So, much as I predicted, the second episode of this season of ‘Downton Abbey’ was a significant improvement over the first, with a card shark pulling the wool over poor Lord Grantham’s eyes, the servants returning to their downstairs bickering and skullduggery, and Lady Mary taking to her bed in mourning for no more than a few minutes. Once more the dowager countess had all the best lines (‘If I were to search for logic I should not look for it among the British upper class’).
There was a darker side, too. But I’ll let others deal with the decision of the show’s writers to join a disturbing trend in serious television lately – to wit, the assumption that the viewing experience will be enhanced if only a major character is raped.
I want, rather, to point out a peculiar story element that presumably foreshadows some future mischief: the disclosure that Lord Grantham’s library includes a Gutenberg Bible. When I heard this, my first thought was to wonder why on earth we needed all that blather last season about whether the abbey would have to be sold after Robert lost most of his wife’s fortune.
Let me explain my thinking.

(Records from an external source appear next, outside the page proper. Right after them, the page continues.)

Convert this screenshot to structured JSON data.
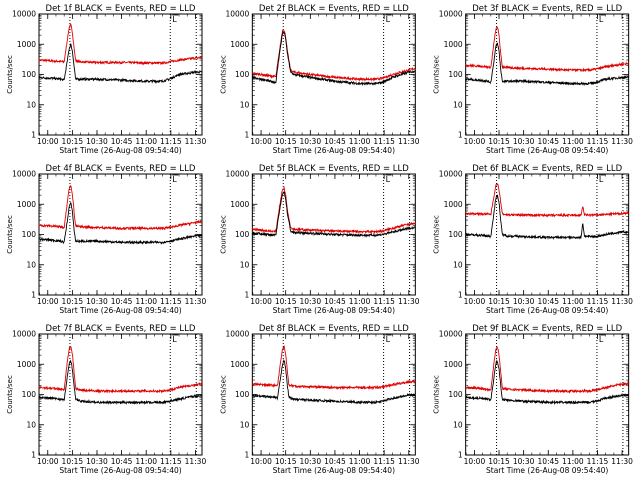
{
  "figure": {
    "x_ticks": [
      "10:00",
      "10:15",
      "10:30",
      "10:45",
      "11:00",
      "11:15",
      "11:30"
    ],
    "y_ticks": [
      "1",
      "10",
      "100",
      "1000",
      "10000"
    ],
    "ylabel": "Counts/sec",
    "xlabel": "Start Time (26-Aug-08 09:54:40)",
    "marker_label": "L",
    "colors": {
      "events": "#000000",
      "lld": "#e00000"
    }
  },
  "chart_data": [
    {
      "type": "line",
      "title": "Det 1f BLACK = Events, RED = LLD",
      "yscale": "log",
      "ylim": [
        1,
        10000
      ],
      "xlim": [
        "09:54:40",
        "11:34:00"
      ],
      "vlines": [
        "10:13:30",
        "11:14:40",
        "11:30:30"
      ],
      "series": [
        {
          "color": "#000000",
          "x": [
            "09:54:40",
            "10:03",
            "10:08",
            "10:10",
            "10:12",
            "10:13",
            "10:14",
            "10:15",
            "10:16",
            "10:17",
            "10:20",
            "10:30",
            "10:45",
            "11:00",
            "11:10",
            "11:14",
            "11:20",
            "11:30",
            "11:34"
          ],
          "y": [
            80,
            75,
            70,
            65,
            300,
            700,
            1000,
            600,
            200,
            70,
            70,
            70,
            65,
            60,
            60,
            70,
            100,
            120,
            120
          ]
        },
        {
          "color": "#e00000",
          "x": [
            "09:54:40",
            "10:03",
            "10:08",
            "10:10",
            "10:12",
            "10:13",
            "10:14",
            "10:15",
            "10:16",
            "10:17",
            "10:20",
            "10:30",
            "10:45",
            "11:00",
            "11:10",
            "11:14",
            "11:20",
            "11:30",
            "11:34"
          ],
          "y": [
            300,
            280,
            270,
            260,
            1500,
            3500,
            4500,
            2500,
            800,
            280,
            260,
            250,
            250,
            240,
            240,
            260,
            300,
            350,
            360
          ]
        }
      ]
    },
    {
      "type": "line",
      "title": "Det 2f BLACK = Events, RED = LLD",
      "yscale": "log",
      "ylim": [
        1,
        10000
      ],
      "xlim": [
        "09:54:40",
        "11:34:00"
      ],
      "vlines": [
        "10:13:30",
        "11:14:40",
        "11:30:30"
      ],
      "series": [
        {
          "color": "#000000",
          "x": [
            "09:54:40",
            "10:00",
            "10:05",
            "10:09",
            "10:11",
            "10:13",
            "10:14",
            "10:15",
            "10:16",
            "10:18",
            "10:20",
            "10:30",
            "10:45",
            "11:00",
            "11:10",
            "11:14",
            "11:20",
            "11:30",
            "11:34"
          ],
          "y": [
            80,
            70,
            60,
            55,
            400,
            2200,
            2500,
            1500,
            500,
            120,
            100,
            80,
            60,
            50,
            50,
            55,
            80,
            120,
            130
          ]
        },
        {
          "color": "#e00000",
          "x": [
            "09:54:40",
            "10:00",
            "10:05",
            "10:09",
            "10:11",
            "10:13",
            "10:14",
            "10:15",
            "10:16",
            "10:18",
            "10:20",
            "10:30",
            "10:45",
            "11:00",
            "11:10",
            "11:14",
            "11:20",
            "11:30",
            "11:34"
          ],
          "y": [
            110,
            100,
            90,
            85,
            500,
            2800,
            3000,
            1800,
            600,
            140,
            120,
            100,
            80,
            70,
            70,
            75,
            100,
            140,
            160
          ]
        }
      ]
    },
    {
      "type": "line",
      "title": "Det 3f BLACK = Events, RED = LLD",
      "yscale": "log",
      "ylim": [
        1,
        10000
      ],
      "xlim": [
        "09:54:40",
        "11:34:00"
      ],
      "vlines": [
        "10:13:30",
        "11:14:40",
        "11:30:30"
      ],
      "series": [
        {
          "color": "#000000",
          "x": [
            "09:54:40",
            "10:03",
            "10:08",
            "10:10",
            "10:12",
            "10:13",
            "10:14",
            "10:15",
            "10:16",
            "10:17",
            "10:20",
            "10:30",
            "10:45",
            "11:00",
            "11:10",
            "11:14",
            "11:20",
            "11:30",
            "11:34"
          ],
          "y": [
            70,
            65,
            60,
            55,
            300,
            800,
            1100,
            600,
            150,
            60,
            60,
            60,
            55,
            50,
            50,
            55,
            70,
            80,
            80
          ]
        },
        {
          "color": "#e00000",
          "x": [
            "09:54:40",
            "10:03",
            "10:08",
            "10:10",
            "10:12",
            "10:13",
            "10:14",
            "10:15",
            "10:16",
            "10:17",
            "10:20",
            "10:30",
            "10:45",
            "11:00",
            "11:10",
            "11:14",
            "11:20",
            "11:30",
            "11:34"
          ],
          "y": [
            200,
            190,
            180,
            170,
            1200,
            3000,
            3800,
            2000,
            500,
            180,
            170,
            160,
            150,
            140,
            140,
            150,
            180,
            220,
            230
          ]
        }
      ]
    },
    {
      "type": "line",
      "title": "Det 4f BLACK = Events, RED = LLD",
      "yscale": "log",
      "ylim": [
        1,
        10000
      ],
      "xlim": [
        "09:54:40",
        "11:34:00"
      ],
      "vlines": [
        "10:13:30",
        "11:14:40",
        "11:30:30"
      ],
      "series": [
        {
          "color": "#000000",
          "x": [
            "09:54:40",
            "10:03",
            "10:08",
            "10:10",
            "10:12",
            "10:13",
            "10:14",
            "10:15",
            "10:16",
            "10:17",
            "10:20",
            "10:30",
            "10:45",
            "11:00",
            "11:10",
            "11:14",
            "11:20",
            "11:30",
            "11:34"
          ],
          "y": [
            70,
            65,
            60,
            55,
            300,
            800,
            1100,
            600,
            150,
            60,
            60,
            60,
            55,
            55,
            55,
            60,
            70,
            90,
            90
          ]
        },
        {
          "color": "#e00000",
          "x": [
            "09:54:40",
            "10:03",
            "10:08",
            "10:10",
            "10:12",
            "10:13",
            "10:14",
            "10:15",
            "10:16",
            "10:17",
            "10:20",
            "10:30",
            "10:45",
            "11:00",
            "11:10",
            "11:14",
            "11:20",
            "11:30",
            "11:34"
          ],
          "y": [
            200,
            190,
            180,
            170,
            1300,
            3200,
            4200,
            2200,
            600,
            190,
            180,
            170,
            160,
            160,
            160,
            170,
            200,
            250,
            260
          ]
        }
      ]
    },
    {
      "type": "line",
      "title": "Det 5f BLACK = Events, RED = LLD",
      "yscale": "log",
      "ylim": [
        1,
        10000
      ],
      "xlim": [
        "09:54:40",
        "11:34:00"
      ],
      "vlines": [
        "10:13:30",
        "11:14:40",
        "11:30:30"
      ],
      "series": [
        {
          "color": "#000000",
          "x": [
            "09:54:40",
            "10:00",
            "10:05",
            "10:09",
            "10:11",
            "10:13",
            "10:14",
            "10:15",
            "10:16",
            "10:18",
            "10:20",
            "10:30",
            "10:45",
            "11:00",
            "11:10",
            "11:14",
            "11:20",
            "11:30",
            "11:34"
          ],
          "y": [
            110,
            105,
            100,
            95,
            500,
            2200,
            2600,
            1500,
            500,
            130,
            115,
            110,
            100,
            95,
            95,
            100,
            120,
            160,
            170
          ]
        },
        {
          "color": "#e00000",
          "x": [
            "09:54:40",
            "10:00",
            "10:05",
            "10:09",
            "10:11",
            "10:13",
            "10:14",
            "10:15",
            "10:16",
            "10:18",
            "10:20",
            "10:30",
            "10:45",
            "11:00",
            "11:10",
            "11:14",
            "11:20",
            "11:30",
            "11:34"
          ],
          "y": [
            150,
            140,
            130,
            125,
            700,
            3000,
            3500,
            2000,
            700,
            170,
            150,
            140,
            130,
            125,
            125,
            130,
            160,
            220,
            230
          ]
        }
      ]
    },
    {
      "type": "line",
      "title": "Det 6f BLACK = Events, RED = LLD",
      "yscale": "log",
      "ylim": [
        1,
        10000
      ],
      "xlim": [
        "09:54:40",
        "11:34:00"
      ],
      "vlines": [
        "10:13:30",
        "11:14:40",
        "11:30:30"
      ],
      "series": [
        {
          "color": "#000000",
          "x": [
            "09:54:40",
            "10:03",
            "10:08",
            "10:10",
            "10:12",
            "10:13",
            "10:14",
            "10:15",
            "10:16",
            "10:17",
            "10:20",
            "10:30",
            "10:45",
            "11:00",
            "11:05",
            "11:06",
            "11:07",
            "11:10",
            "11:14",
            "11:20",
            "11:30",
            "11:34"
          ],
          "y": [
            100,
            95,
            90,
            85,
            600,
            1500,
            2000,
            1200,
            300,
            100,
            90,
            85,
            80,
            80,
            80,
            250,
            90,
            85,
            85,
            100,
            120,
            120
          ]
        },
        {
          "color": "#e00000",
          "x": [
            "09:54:40",
            "10:03",
            "10:08",
            "10:10",
            "10:12",
            "10:13",
            "10:14",
            "10:15",
            "10:16",
            "10:17",
            "10:20",
            "10:30",
            "10:45",
            "11:00",
            "11:05",
            "11:06",
            "11:07",
            "11:10",
            "11:14",
            "11:20",
            "11:30",
            "11:34"
          ],
          "y": [
            500,
            480,
            470,
            460,
            2000,
            4000,
            5000,
            3000,
            1200,
            480,
            450,
            440,
            430,
            430,
            430,
            900,
            450,
            440,
            440,
            460,
            500,
            520
          ]
        }
      ]
    },
    {
      "type": "line",
      "title": "Det 7f BLACK = Events, RED = LLD",
      "yscale": "log",
      "ylim": [
        1,
        10000
      ],
      "xlim": [
        "09:54:40",
        "11:34:00"
      ],
      "vlines": [
        "10:13:30",
        "11:14:40",
        "11:30:30"
      ],
      "series": [
        {
          "color": "#000000",
          "x": [
            "09:54:40",
            "10:03",
            "10:08",
            "10:10",
            "10:12",
            "10:13",
            "10:14",
            "10:15",
            "10:16",
            "10:17",
            "10:20",
            "10:30",
            "10:45",
            "11:00",
            "11:10",
            "11:14",
            "11:20",
            "11:30",
            "11:34"
          ],
          "y": [
            80,
            75,
            70,
            65,
            400,
            1000,
            1400,
            700,
            200,
            70,
            60,
            55,
            55,
            55,
            55,
            60,
            70,
            90,
            90
          ]
        },
        {
          "color": "#e00000",
          "x": [
            "09:54:40",
            "10:03",
            "10:08",
            "10:10",
            "10:12",
            "10:13",
            "10:14",
            "10:15",
            "10:16",
            "10:17",
            "10:20",
            "10:30",
            "10:45",
            "11:00",
            "11:10",
            "11:14",
            "11:20",
            "11:30",
            "11:34"
          ],
          "y": [
            170,
            160,
            150,
            145,
            1300,
            3200,
            4000,
            2200,
            600,
            160,
            140,
            130,
            130,
            130,
            130,
            140,
            170,
            210,
            220
          ]
        }
      ]
    },
    {
      "type": "line",
      "title": "Det 8f BLACK = Events, RED = LLD",
      "yscale": "log",
      "ylim": [
        1,
        10000
      ],
      "xlim": [
        "09:54:40",
        "11:34:00"
      ],
      "vlines": [
        "10:13:30",
        "11:14:40",
        "11:30:30"
      ],
      "series": [
        {
          "color": "#000000",
          "x": [
            "09:54:40",
            "10:03",
            "10:08",
            "10:10",
            "10:12",
            "10:13",
            "10:14",
            "10:15",
            "10:16",
            "10:17",
            "10:20",
            "10:30",
            "10:45",
            "11:00",
            "11:10",
            "11:14",
            "11:20",
            "11:30",
            "11:34"
          ],
          "y": [
            90,
            85,
            80,
            75,
            400,
            1000,
            1400,
            700,
            200,
            80,
            70,
            65,
            60,
            55,
            55,
            60,
            75,
            95,
            95
          ]
        },
        {
          "color": "#e00000",
          "x": [
            "09:54:40",
            "10:03",
            "10:08",
            "10:10",
            "10:12",
            "10:13",
            "10:14",
            "10:15",
            "10:16",
            "10:17",
            "10:20",
            "10:30",
            "10:45",
            "11:00",
            "11:10",
            "11:14",
            "11:20",
            "11:30",
            "11:34"
          ],
          "y": [
            220,
            210,
            200,
            195,
            1300,
            3000,
            4000,
            2200,
            600,
            200,
            190,
            180,
            170,
            170,
            170,
            180,
            210,
            260,
            270
          ]
        }
      ]
    },
    {
      "type": "line",
      "title": "Det 9f BLACK = Events, RED = LLD",
      "yscale": "log",
      "ylim": [
        1,
        10000
      ],
      "xlim": [
        "09:54:40",
        "11:34:00"
      ],
      "vlines": [
        "10:13:30",
        "11:14:40",
        "11:30:30"
      ],
      "series": [
        {
          "color": "#000000",
          "x": [
            "09:54:40",
            "10:03",
            "10:08",
            "10:10",
            "10:12",
            "10:13",
            "10:14",
            "10:15",
            "10:16",
            "10:17",
            "10:20",
            "10:30",
            "10:45",
            "11:00",
            "11:10",
            "11:14",
            "11:20",
            "11:30",
            "11:34"
          ],
          "y": [
            80,
            75,
            70,
            65,
            400,
            1000,
            1300,
            700,
            200,
            70,
            65,
            60,
            55,
            55,
            55,
            60,
            75,
            95,
            95
          ]
        },
        {
          "color": "#e00000",
          "x": [
            "09:54:40",
            "10:03",
            "10:08",
            "10:10",
            "10:12",
            "10:13",
            "10:14",
            "10:15",
            "10:16",
            "10:17",
            "10:20",
            "10:30",
            "10:45",
            "11:00",
            "11:10",
            "11:14",
            "11:20",
            "11:30",
            "11:34"
          ],
          "y": [
            170,
            160,
            150,
            145,
            1200,
            3000,
            3800,
            2000,
            600,
            160,
            150,
            140,
            130,
            130,
            130,
            140,
            170,
            220,
            230
          ]
        }
      ]
    }
  ]
}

According to the show’s back story, in 1888, the American heiress Cora Levinson, then age 20, married Robert Grantham, the future Earl of Grantham, bringing along a substantial dowry. The marriage was forced upon both parties so that the Granthams might have some of the Levinson money. It’s difficult to work out from the facts given in the show how large Cora’s dowry was. Fans love to compare the famous tale of Consuelo Vanderbilt, whose dowry upon her marriage to the Duke of Marlborough is often estimated at more than $2 million – in 1895 dollars. But the story is famous precisely because the amount was so exceptional. More common was a tale like that of Lord Randolph Churchill, whose 1874 marriage to Jennie Jerome, daughter of a New York financier, carried a dowry estimated at GBP50,000 or about $81,890, considered at the time an enormous sum.
If Cora’s fortune was Vanderbilt-sized, it’s unlikely that even so incompetent an investor as Lord Grantham could truly have lost it all so swiftly – and even more unlikely that his wife would be so blithely forgiving of his careless profligacy. Most likely, the dowry was of a considerably smaller scale.
How small? Consider the story behind the survival of Highclere Castle, where Downton Abbey is filmed – a story well known to the show’s fans. In 1895, George Edward Stanhope Molyneux Herbert, the fifth Earl of Carnarvon, married the goddaughter (some say illegitimate daughter) of Alfred de Rothschild, who in turn promised to pay a dowry of GBP12,000 or about $19,654 a year. Suppose that Rothschild had instead settled upon the estate the amount necessary to generate that much income. British long-term interest rates of the era hovered around 4 percent. This suggests a dowry of GBP300,000 or about $491,340.
Let us take this figure, then, as a reasonable estimate of Cora’s fortune – the bulk of which was wasted by Lord Grantham. What has all of this to do with the Gutenberg Bible?
Consider: In 1911, Henry Huntington of the Southern Pacific Railroad purchased a Gutenberg Bible at auction for $50,000 – up to that time the largest sum ever paid for a book. The price was a steal: about $1.25 million in 2012 dollars, whereas the estimated value of a complete copy today is in excess of $35 million. The 1920s saw a rare book craze among the rich. In 1929, a Gutenberg Bible would sell to a German collector for $275,000 plus a 10 percent export fee – more than $300,000. Let’s assume, conservatively, that Lord Grantham’s copy in 1920 was worth the average of these two figures – $175,000.
At the conversion rate in 1920 ($3.66 to GBP1), this comes to about GBP48,000. Now, this is only a fraction of Cora’s dowry. But the Granthams don’t need to replace the dowry. They need only enough to run Downton for a few years while they take stock and make plans. The idea is to buy some time. And, remember, we’re speaking of an era when few servants earned much more than GBP30 a year.
One might reasonably answer that Lord Grantham would sooner part with his ancestral lands than with the Gutenberg Bible, and as a bibliophile I would applaud this choice. A good quarter of Britain’s great country houses changed hands in the years after World War I. But the writers have spent three seasons emphasizing Robert’s love of the property, and, so far as I am able to recall, have never said a word about his love of books – in fact, we learned in the second episode that he doesn’t even know where his Gutenberg Bible is.